“ ‘I perpose to hev the boy stand on the stage in full view uv the awjence, and to shoot the apple off his head under their very eyes. It’s a big thing.’
“ ‘Big thing! I should say so. But you can’t shoot an apple with an arrer. You couldn’t hit the side of a barn.’
“ ‘Very good, but this is my idear. We only play Tell at night. We stretch a wire across the stage jes the height of the boy, and the wire runs through the apple on the boy’s head. Then I hev a loop fixed onto the arrer, and when I shoot it runs along the wire—see?—and knocks the apple into smithereens. It’s a big notion.’
“It occurred to me that it wood be a good piece of biznis and I agreed to it. My youngest boy, Sam, alluz played the boy, and De Lacy and I fixed the riggin’ and hed it all right.

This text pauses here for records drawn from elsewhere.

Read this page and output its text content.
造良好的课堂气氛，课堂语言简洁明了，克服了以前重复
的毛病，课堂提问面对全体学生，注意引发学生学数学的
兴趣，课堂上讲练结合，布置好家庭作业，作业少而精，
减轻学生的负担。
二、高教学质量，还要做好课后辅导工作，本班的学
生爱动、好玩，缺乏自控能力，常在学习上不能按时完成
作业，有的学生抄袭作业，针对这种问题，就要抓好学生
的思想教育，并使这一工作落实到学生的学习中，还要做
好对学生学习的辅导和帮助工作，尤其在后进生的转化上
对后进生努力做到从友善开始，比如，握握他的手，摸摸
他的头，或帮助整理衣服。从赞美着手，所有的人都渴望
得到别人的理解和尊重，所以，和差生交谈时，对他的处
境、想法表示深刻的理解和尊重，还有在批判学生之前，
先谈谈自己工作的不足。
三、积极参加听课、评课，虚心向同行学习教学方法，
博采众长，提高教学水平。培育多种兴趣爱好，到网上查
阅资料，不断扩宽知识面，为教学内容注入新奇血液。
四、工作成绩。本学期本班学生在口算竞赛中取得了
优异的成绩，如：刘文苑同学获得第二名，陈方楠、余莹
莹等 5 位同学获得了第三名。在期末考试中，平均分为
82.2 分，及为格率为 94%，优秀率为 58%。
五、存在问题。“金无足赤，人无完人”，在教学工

To make it more realistic De Lacy hed a very broad-headed arrer made so that the awjence should see it wuz reel, and everythin’ wuz ready. When that scene come on, the boy come out walkin’ very keerful—we hed the apple fixed tight upon his head so that ef he walked in a strate line it wooden’t be moved, and he wuz placed. After the speeches De Lacy sprung the bow, and let the arrer drive with all the force it hed.”
“It must have been a thrilling scene.”
“Thrillin'! Yoo bet! But we didn’t repeat it. Bekaze yoo see the wire slackened, and the arrer struck Sam on the top uv the head and scalped him as clean as a Camanche Injun cood hev done it, and he howled and jumped onter De Lacy and the wire tore down the two wings it wuz hitched onter, and De Lacy in gittin’ rid uv him tore down the rest uv the wings, and they clinched and rolled down onto the stage, and the awjence got up and howled, and the peeple all rushed on, and there wuz about ez lively a scene ez I ever witnessed in a long and varied experience. It wuz picteresk and lurid. I rung the curtain down and separated ’em. It wuz a good idear, but it didn’t jes work, owin’ to defective machinery.”